Hastings comments on Open Thread Summer 2024

Hastings 8 Jul 2024 14:27 UTC
4 points
−20
Evolution is threatening to completely recover from a worst case inner alignment failure. We are immensely powerful mesaoptimizers. We are currently wildly misaligned from optimizing for our personal reproductive fitness. Yet, this state of affairs feels fragile! The prototypical lesswrong AI apocalypse involves robots getting into space and spreading at the speed of light extinguishing all sapient value, which from the point of view of evolution is basically a win condition.

In this sense, “reproductive fitness” is a stable optimization target.

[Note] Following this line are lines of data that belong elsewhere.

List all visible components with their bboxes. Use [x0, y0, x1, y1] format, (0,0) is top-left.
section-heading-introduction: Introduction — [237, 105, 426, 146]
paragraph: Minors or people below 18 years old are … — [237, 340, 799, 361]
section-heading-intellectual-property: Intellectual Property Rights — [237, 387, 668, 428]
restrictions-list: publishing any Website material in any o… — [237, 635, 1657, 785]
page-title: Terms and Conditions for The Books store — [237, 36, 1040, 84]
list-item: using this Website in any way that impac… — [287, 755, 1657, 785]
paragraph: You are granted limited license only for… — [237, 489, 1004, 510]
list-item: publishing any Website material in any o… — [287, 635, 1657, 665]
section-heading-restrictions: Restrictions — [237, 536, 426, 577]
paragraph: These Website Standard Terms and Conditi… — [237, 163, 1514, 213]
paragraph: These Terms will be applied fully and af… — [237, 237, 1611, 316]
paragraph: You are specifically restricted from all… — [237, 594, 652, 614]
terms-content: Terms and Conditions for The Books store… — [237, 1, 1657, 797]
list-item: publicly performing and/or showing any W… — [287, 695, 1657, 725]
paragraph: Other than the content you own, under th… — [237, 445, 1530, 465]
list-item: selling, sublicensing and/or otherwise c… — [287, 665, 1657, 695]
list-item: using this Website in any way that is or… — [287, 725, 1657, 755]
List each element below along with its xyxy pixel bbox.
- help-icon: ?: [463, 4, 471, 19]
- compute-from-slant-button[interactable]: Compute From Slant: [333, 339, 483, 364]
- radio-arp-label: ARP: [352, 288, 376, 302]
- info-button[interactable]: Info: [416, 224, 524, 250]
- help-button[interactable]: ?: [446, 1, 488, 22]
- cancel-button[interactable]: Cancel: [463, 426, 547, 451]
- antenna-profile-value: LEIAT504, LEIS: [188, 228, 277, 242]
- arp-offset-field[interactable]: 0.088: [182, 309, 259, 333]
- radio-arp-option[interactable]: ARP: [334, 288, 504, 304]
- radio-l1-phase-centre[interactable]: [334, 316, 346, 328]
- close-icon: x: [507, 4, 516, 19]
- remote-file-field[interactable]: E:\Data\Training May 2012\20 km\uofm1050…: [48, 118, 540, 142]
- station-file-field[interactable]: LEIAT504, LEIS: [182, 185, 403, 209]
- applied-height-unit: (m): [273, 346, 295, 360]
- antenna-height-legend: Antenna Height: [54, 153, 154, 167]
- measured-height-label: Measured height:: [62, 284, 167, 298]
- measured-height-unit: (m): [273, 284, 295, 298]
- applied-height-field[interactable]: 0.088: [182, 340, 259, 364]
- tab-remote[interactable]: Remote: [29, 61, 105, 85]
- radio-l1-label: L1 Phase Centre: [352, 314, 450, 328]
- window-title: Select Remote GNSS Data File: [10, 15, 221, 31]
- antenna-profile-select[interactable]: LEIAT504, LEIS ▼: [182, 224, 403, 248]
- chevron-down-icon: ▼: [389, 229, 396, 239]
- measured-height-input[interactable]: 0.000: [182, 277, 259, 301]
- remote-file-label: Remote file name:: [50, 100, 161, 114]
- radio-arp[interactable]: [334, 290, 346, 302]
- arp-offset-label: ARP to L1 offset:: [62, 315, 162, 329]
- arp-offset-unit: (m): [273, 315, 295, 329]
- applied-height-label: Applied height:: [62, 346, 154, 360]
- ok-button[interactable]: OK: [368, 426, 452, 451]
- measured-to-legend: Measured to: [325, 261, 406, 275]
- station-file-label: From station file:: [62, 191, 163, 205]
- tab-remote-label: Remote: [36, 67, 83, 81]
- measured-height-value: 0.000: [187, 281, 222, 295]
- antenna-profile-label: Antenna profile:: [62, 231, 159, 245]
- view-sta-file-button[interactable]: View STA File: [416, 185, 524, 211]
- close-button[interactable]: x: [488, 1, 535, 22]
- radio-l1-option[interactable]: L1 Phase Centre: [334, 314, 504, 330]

If there are more stable optimizations targets (big if), finding one that we like even a little bit better than “reproductive fitness” could be a way to do alignment.
- Eli Tyre 19 Jul 2024 23:39 UTC
  6 points
  0
  Parent
  Katja Grace made a similar point here.
  The outcome you describe is not a win for for evolution except in some very broad sense of “evolution”. This outcome is completely orthogonal to inclusive genetic fitness in particular, which is about the frequency of an organism’s genes in a gene pool, relative to other competing genes.
- Daniel Kokotajlo 8 Jul 2024 22:33 UTC
  6 points
  2
  Parent
  I don’t think that outcome would be a win condition from the point of view of evolution. A win condition would be “AGIs that intrinsically want to replicate take over the lightcone” or maybe the more moderate “AGIs take over the lightcone and fill it with copies of themselves, to at least 90% of the degree to which they would do so if their terminal goal was filling it with copies of themselves”
  
  Realistically (at least in these scenarios) there’s a period of replication and expansion, followed by a period of ‘exploitation’ in which all the galaxies get turned into paperclips (or whatever else the AGIs value) which is probably not going to be just more copies of themselves.
  - Hastings 9 Jul 2024 12:11 UTC
    1 point
    0
    Parent
    Yeah, in the lightcone scenario evolution probably never actually aligns the inner optimizers- although it may align them, as a super intelligence copying itself will have little leeway for any of those copies having slightly more drive to copy themselves than their parents. Depends on how well it can fight robot cancer.
    
    However, while a cancer free paperclipper wouldn’t achieve “AGIs take over the lightcone and fill it with copies of themselves, to at least 90% of the degree to which they would do so if their terminal goal was filling it with copies of themselves,” they would achieve something like “AGIs take over the lightcone and briefly fill it with copies of themselves, to at least 10^-3% of the degree to which they would do so if their terminal goal was filling it with copies of themselves” which is in my opinion really close. As a comparison, if Alice sets off Kmart AIXI with the goal of creating utopia we don’t expect the outcome “AGIs take over the lightcone and convert 10^-3% of it to temporary utopias before paperclipping.”
    
    Also, unless you beat entropy, for almost any optimization target you can trade “fraction of the universe’s age during which your goal is maximized” against “fraction of the universe in which your goal is optimized” since it won’t last forever regardless. If you can beat entropy, then the paperclipper will copy itself exponentially forever.